These measures were seen as radical by most of the US’s trading partners. However those requiring legislation to implement must also be supported by the US Congress. This requirement was legislated many years ago. For example, appointment of the US Special Trade Representative (USTR) who is responsible for negotiating US trade agreements requires Congressional approval.
Alan Oxley
The suite of Trump trade policies which require Congressional enactment is unlikely to be fully adopted. The Republican leadership in both the House of Representatives and the Senate is not on Trump’s wavelength on some critical issues. While President Trump has withdrawn the draft TPP Treaty, Congressional leadership has indicated unofficially Congress might reconsider it after the next elections for the House of Representatives in two years time.
The Administration is likely to face difficulty implementing other trade policies. The nominee for USTR, Robert Lighthizer, is still awaiting approval by the Congress. Yet other new officials appear to want to rush. The Commerce Secretary, Wilbur Ross, informed Congress he would initiate review of the NAFTA Treaty quickly. He was reminded Congressional rules required 90 days of advanced notice of such steps.
An appointee to a new position on trade policy in the White House, Peter Navarro, who advised Trump on trade policy during the election campaign, has proposed that the US in future should require trading partners to balance their trade with the US. This has drawn a sceptical response from Senator Orrin Hatch, Chair of the powerful Senate Finance Committee which approves US trade law. Navarro has also been criticized for being ‘technically uninformed’ by trade experts and economists for proposing measures, particularly relating to Chinese trade policy, which he contends is ‘unfair’.
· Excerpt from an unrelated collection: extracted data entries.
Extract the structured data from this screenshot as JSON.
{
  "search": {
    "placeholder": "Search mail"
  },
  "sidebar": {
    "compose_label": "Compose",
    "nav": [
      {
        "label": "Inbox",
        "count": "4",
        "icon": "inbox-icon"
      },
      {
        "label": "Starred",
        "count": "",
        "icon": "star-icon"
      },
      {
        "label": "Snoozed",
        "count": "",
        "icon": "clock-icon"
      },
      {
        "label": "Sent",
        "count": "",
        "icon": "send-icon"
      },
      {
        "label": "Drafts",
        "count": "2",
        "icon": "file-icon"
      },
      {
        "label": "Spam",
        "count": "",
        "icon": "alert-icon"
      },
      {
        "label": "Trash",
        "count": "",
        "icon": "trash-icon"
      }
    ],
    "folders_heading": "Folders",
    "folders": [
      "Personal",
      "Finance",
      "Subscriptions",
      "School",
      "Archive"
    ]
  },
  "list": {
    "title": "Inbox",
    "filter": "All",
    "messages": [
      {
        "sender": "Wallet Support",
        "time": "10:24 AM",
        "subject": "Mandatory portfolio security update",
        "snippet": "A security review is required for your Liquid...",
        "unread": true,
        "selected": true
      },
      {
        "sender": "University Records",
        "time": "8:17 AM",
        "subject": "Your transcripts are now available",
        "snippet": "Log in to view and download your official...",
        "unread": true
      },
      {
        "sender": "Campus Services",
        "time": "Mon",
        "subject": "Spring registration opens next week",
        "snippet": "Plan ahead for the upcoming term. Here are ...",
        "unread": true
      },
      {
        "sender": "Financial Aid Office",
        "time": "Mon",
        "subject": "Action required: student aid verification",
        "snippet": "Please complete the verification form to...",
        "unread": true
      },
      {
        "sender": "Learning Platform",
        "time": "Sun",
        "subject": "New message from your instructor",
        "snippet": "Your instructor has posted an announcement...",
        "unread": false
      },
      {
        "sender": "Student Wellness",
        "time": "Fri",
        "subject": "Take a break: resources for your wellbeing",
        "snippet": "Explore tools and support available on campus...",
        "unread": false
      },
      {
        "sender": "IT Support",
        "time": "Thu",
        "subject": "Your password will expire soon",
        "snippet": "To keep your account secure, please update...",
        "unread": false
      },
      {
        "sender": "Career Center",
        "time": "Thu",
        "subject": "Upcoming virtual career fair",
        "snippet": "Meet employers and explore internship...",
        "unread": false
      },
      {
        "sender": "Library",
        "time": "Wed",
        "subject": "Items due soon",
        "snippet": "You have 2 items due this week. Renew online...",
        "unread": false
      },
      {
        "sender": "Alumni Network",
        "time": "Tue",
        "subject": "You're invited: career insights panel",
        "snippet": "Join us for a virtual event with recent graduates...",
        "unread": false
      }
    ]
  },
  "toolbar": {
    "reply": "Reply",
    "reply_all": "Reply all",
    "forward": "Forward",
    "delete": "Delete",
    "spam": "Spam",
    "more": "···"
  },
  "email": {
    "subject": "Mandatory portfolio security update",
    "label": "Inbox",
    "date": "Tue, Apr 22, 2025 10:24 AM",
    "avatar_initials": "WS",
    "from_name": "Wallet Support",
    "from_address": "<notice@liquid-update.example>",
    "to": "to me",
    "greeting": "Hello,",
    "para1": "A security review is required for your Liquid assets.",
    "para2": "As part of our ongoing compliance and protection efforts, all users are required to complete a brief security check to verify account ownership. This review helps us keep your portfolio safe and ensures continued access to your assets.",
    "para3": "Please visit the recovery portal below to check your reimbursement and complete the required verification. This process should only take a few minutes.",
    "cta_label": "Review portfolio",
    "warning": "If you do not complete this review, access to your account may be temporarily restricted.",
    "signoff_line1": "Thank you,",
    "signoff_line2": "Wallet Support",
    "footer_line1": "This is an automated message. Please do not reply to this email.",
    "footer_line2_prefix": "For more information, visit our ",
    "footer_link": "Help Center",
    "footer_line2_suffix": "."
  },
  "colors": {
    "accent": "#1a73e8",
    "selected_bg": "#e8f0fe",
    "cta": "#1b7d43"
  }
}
The idea of border tax adjustment (where imports would be taxed, but exports not) while supported by Paul Ryan, Speaker of the US House of Representatives and former chair of the Ways and Means Committee (responsible for trade policy) in the House of Representatives, is not necessarily supported in the Senate.
While Congress is likely to check some of the more eccentric Trump trade policies, it is clear the Administration will surrender the key role the US has played in the last four years promoting liberalization of trade and investment in the Asian Pacific region. The primary outcome was to have been the Trans Pacific Partnership (TPP) Free Trade Agreement.
It embodied a strategy to promote trade in services and foreign investment among a dozen Asian Pacific economies. With tariffs now low in most areas (agriculture is the main exception) opening of markets for services and removing barriers to investment to boost growth in Asia and the Pacific is now the strategic role of trade policy.
Perhaps the most important short term feature of the TPP was that it effectively embodied of a defacto FTA between the US and Japan. In the longer term, it was also being seen as the foundation for developing an FTA embracing all members of APEC. APEC has just completed a two year review to assess what is necessary to move to that step.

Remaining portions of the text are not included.